If you disagree about the design center, you have two choices:
- Agree to disagree, and help design the best feature within the
planned design center
- Be honest that you are advocating to throw the design in the
garbage, and want to replace it with something else (likely, something
not as fully worked through), rather than merely offering a "tweak" to
the syntax
The bar for the latter is very, very high. You should make your case
directly, honestly, persuasively, and completely, and you should be
prepared that you may still not convince people, in which case it is
back to choice A.
Even if you are not successful, there is value in trying; the value is
in forcing us to come to a clearer statement of what the design center
is. We will have to explain this to others, so refining this story is
valuable.
> A pattern not only have a sequence of match results, it can have
> parameters too.
> For example, I may want to introduce an instance pattern asInteger()
> in java.lang.String that works like Integer.parseInt() but not match
> instead of throwing an exception if the string does not represent an
> integer.
So, this is a good illustration of the dangers of "method-think" here.
There is exactly one correct, obvious name for this pattern:
"Integer::toString". Except that at first, to almost everyone, it will
not seem correct and not seem obvious.
When all we had for designing the pair of conversions `int <--> String`
was methods, we modeled them as arbitrarily distinct, unrelated
methods. Going from int -> String was easy, since there was an obvious
way to do it and it worked for all integers. Going the other way is
harder, because it is partial, and because the language didn't offer a
canonical way to reflect partiality, we had to invent one, and every
such method did its own thing (maybe it returns a default; maybe it
throws; etc.) The API author had to make up TWO names, and we all know
naming is hard. Worse, the two methods toString and parseInt were not
obviously related, which meant that they were not discoverable from each
other. Worse still, the arms-length relationship between them meant
that they could easily gratuitously diverge.
When this is all we could do, we did it, and didn't realize there was
something better. But there is something better, and once you see it,
it is so blindingly obvious that you would not think to go back.

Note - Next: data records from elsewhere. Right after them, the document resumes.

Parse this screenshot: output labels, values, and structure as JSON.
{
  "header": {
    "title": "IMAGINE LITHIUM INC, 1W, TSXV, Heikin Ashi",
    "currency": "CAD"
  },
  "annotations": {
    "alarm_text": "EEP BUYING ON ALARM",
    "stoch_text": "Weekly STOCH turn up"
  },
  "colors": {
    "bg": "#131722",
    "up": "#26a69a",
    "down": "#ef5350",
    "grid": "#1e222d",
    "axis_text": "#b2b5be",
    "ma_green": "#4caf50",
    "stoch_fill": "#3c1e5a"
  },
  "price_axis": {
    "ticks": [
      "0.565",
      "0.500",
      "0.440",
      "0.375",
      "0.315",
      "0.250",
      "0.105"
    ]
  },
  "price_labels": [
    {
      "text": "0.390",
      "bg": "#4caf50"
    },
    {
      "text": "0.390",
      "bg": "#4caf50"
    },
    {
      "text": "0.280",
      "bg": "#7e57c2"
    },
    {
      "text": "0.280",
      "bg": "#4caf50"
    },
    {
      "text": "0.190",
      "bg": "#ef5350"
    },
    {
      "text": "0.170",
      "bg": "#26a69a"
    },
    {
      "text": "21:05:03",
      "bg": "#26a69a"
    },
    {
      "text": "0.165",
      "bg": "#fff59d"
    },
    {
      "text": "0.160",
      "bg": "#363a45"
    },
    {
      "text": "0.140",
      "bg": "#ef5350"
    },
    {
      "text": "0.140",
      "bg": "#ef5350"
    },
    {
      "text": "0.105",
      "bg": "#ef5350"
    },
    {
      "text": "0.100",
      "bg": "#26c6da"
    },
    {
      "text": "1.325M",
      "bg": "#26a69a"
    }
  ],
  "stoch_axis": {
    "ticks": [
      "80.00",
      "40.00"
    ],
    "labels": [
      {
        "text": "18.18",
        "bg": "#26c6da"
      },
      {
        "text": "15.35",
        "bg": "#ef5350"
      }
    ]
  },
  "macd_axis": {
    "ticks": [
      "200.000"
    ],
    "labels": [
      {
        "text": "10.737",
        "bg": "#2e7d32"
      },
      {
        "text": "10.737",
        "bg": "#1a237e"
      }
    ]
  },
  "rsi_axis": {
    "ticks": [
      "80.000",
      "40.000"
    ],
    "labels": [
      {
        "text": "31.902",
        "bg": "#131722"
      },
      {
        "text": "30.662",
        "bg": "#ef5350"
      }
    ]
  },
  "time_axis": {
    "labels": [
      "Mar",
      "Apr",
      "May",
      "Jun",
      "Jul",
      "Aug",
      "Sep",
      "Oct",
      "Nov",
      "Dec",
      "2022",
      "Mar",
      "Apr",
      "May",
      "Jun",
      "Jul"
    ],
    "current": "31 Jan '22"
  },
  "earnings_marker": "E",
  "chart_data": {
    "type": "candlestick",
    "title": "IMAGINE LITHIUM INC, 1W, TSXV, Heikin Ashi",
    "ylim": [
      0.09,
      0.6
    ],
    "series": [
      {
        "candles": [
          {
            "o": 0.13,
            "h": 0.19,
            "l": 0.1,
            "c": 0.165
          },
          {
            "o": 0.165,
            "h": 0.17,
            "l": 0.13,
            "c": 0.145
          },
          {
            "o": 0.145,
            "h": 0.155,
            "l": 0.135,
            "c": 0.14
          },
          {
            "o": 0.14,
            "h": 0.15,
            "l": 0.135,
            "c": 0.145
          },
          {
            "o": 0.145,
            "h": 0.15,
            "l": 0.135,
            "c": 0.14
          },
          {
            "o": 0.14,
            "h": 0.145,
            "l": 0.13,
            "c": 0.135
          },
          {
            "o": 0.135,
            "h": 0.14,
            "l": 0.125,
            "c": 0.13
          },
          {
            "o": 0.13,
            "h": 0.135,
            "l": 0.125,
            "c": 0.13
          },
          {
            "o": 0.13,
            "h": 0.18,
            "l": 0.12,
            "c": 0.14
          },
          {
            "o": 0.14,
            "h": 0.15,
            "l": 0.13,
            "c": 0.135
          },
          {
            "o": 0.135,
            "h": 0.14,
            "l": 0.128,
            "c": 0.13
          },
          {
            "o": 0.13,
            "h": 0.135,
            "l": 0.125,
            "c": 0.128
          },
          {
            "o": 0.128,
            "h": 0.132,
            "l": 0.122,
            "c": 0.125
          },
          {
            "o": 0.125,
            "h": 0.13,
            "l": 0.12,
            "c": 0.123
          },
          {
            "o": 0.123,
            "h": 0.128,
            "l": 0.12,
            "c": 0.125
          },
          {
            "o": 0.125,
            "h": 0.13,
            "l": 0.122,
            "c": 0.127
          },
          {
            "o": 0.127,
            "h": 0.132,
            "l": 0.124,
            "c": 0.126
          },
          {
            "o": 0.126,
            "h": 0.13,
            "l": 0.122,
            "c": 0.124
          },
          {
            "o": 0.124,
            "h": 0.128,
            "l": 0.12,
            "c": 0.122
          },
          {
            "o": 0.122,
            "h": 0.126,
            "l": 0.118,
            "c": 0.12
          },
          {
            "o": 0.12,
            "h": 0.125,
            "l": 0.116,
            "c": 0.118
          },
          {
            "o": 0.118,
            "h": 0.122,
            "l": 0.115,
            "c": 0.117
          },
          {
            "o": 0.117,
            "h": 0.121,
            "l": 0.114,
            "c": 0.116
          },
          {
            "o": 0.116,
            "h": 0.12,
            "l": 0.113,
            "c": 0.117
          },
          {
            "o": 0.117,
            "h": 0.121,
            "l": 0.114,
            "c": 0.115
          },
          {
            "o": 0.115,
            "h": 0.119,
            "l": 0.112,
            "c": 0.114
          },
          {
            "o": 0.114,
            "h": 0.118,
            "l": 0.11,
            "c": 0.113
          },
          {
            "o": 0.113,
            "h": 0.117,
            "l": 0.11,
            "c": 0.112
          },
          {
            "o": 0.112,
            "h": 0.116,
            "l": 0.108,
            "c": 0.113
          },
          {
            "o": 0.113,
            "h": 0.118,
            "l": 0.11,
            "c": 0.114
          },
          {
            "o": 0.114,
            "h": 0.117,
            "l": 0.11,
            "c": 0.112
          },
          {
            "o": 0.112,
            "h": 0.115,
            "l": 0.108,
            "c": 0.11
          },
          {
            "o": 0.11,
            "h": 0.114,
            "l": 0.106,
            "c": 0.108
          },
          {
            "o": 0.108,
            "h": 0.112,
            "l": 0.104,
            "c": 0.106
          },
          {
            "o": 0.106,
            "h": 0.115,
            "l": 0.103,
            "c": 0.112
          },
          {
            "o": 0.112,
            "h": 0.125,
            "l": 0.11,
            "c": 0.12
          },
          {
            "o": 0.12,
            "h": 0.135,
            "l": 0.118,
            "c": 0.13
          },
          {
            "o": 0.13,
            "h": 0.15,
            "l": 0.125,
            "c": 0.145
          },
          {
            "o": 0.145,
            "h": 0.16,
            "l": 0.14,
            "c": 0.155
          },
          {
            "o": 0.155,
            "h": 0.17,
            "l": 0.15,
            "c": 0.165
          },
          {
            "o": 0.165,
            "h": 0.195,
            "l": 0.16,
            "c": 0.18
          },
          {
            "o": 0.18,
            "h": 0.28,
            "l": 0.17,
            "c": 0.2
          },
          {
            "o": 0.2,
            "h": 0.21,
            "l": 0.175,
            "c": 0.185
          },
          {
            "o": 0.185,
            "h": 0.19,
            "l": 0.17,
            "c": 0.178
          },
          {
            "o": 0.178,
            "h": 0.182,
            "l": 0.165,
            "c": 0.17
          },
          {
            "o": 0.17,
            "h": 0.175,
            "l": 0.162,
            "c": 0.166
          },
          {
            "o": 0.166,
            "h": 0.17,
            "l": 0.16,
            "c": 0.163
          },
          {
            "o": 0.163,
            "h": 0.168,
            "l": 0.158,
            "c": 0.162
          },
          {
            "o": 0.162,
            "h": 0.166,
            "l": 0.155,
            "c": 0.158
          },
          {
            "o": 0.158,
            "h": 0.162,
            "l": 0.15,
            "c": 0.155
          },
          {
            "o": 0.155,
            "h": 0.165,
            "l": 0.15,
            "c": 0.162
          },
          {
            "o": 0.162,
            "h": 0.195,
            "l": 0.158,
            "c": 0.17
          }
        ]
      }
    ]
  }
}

If you name the pattern `toString`, then:
- The two are easily discoverable from each other;
- The author will naturally align the semantics of the two, as they
are obviously two sides of the same coin;
- Promotion of int to String (aggregation), and the recovery of that
int from a candidate String (destructuring), look the same:
if (aString instanceof Integer.toString(int i)) { ... }
This evokes the Pattern Question: "could this string have come from
Integer.toString(i) for some i, and if so, please give me an `i` for
which this is the case."
If you encourage people to keep thinking about parseInt as a mere
method, they will continue to write dramatically worse APIs, which are
harder to write, harder to use, harder to read, and result in gratutious
asymmetries.
> I may also want that pattern to decode hexadecimal
Then find the duality. Converting from int to hex string could
reasonably be a method called toHexString, and there's your pattern:
if (aString instanceof Integer.toHexString(var i)) { ... }
> I want my pattern to also takes a radix as parameter. In that case, my
> pattern asInteger() has an int value as match result and has an int
> radix as parameter.
Here, you are saying "I want patterns with input parameters back." And I
agree that they were there for a reason. I think there is a better way
to bring back that functionality, and we can talk about it when we put
the core feature to rest.
> Using the carrier syntax, it's something like
Please stop pretending that this is a mere syntax choice. This is a
complete reinterpretation of what patterns are. You want patterns to
"just" be "conditional methods that can return multiple things." I get
how that seems a useful feature, but if that's what you want, then the
burden is on you is to be honest about it and to convince us to make a
radical change of direction. The mere existence of "here is some useful
code I could write with my direction" is barely even a start at that.